A Timeless Way of Coding

#design-patterns #architecture #philosophy #software-principles

What do the Macarena and the GoF’s Design Patterns have in common? They all became wildly popular in 1995 but in the following years experienced a large backlash from overexposure. There have been many arguments against Design Patterns as practiced in software development, chiefly that they promote over complicated code and that they really just paper over what should be seen as core deficiencies in mainstream object oriented languages.

The original inspiration for the design patterns movement in software was Christopher Alexander’s The Timeless Way of Building. Somewhere from Christopher Alexander’s original text to the software industries adoption of design patterns, the very soul of his meaning was left behind. Envision for a moment the stereotype of a hard core believer in software design patterns. Their code is designed all up front using UML and every class is named after one design pattern or another. Often times even multiple of them, such as the FooBarStrategyAbstractFactorySingleton. They create big inorganic design, suitable to distinct job roles where one can be an architect that doesn’t design, a designer who doesn’t code and a coder who does as they are told.

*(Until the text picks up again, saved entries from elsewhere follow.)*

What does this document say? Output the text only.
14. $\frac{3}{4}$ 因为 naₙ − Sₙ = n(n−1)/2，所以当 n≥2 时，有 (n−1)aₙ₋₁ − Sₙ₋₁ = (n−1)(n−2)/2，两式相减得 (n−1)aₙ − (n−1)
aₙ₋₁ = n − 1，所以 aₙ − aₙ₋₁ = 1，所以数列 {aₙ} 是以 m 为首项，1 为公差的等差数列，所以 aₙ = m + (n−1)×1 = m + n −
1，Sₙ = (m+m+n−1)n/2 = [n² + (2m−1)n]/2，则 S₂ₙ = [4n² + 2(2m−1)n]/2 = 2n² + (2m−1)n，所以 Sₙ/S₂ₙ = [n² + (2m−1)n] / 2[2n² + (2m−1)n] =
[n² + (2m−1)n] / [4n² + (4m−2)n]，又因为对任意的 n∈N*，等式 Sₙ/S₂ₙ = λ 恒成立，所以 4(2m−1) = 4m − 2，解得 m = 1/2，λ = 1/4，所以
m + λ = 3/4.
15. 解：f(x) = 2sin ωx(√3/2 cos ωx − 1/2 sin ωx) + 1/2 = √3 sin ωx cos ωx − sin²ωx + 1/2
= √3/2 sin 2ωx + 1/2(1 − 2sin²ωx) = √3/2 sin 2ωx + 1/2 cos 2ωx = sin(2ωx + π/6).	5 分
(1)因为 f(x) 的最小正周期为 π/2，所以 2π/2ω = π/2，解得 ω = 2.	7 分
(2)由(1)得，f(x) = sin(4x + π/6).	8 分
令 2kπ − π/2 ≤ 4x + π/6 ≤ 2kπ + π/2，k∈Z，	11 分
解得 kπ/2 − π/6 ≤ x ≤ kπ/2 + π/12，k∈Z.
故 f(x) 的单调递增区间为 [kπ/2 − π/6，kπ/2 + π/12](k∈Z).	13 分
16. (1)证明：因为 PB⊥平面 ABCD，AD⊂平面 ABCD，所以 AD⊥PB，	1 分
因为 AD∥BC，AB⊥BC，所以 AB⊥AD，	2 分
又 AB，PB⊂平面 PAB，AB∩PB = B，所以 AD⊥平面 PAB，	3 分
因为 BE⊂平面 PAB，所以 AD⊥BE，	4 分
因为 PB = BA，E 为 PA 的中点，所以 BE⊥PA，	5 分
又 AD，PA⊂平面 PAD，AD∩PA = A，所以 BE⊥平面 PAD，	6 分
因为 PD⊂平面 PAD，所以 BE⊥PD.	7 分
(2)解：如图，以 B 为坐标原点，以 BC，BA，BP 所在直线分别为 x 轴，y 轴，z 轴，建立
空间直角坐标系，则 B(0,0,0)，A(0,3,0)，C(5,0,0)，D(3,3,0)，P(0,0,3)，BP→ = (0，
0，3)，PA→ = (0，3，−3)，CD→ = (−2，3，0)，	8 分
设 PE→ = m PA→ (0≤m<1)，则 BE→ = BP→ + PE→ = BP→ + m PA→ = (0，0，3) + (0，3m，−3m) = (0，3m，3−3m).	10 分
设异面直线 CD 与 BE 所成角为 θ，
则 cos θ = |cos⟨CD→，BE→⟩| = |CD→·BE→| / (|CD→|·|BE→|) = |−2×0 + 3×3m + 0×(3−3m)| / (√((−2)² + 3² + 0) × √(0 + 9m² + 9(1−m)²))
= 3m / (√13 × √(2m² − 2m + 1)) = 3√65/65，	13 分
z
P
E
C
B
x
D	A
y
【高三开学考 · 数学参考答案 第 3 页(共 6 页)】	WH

The spirit of the timeless way of building is to evoke that quality without a name. Some buildings are just lifeless, cold and somehow wrong. Others have a cozy liveliness that just feels comfortable and right. To obtain the quality without a name, one has to look at how such designs organically arose and the micro principles and patterns they applied. The centrally planned cities, strip malls and cookie cutter suburban homes all lack this organically grown life.

This is the central problem with how design patterns are applied. They are used to dictate design as if it is something that can be rigorously planned rather than something that is adapted to. This is why so much enterprise code feels so bloated and lifeless, it lacks the natural flow and elegance of code that is designed to fit a specific problem rather than trying to fit into a wholly consistent uber architecture.

How does a developer achieve that quality without a name though? No one intends to write bad lifeless code and please don’t tell me this is just a problem for bad programmers. I’d like to know what people think. Have you ever written code that was great and had that quality without a name, not only at initial conception, but actually got better and more elegant over time? How did you do it? What about code that you thought was great at first, but quickly showed its age as the requirements shifted? What went wrong?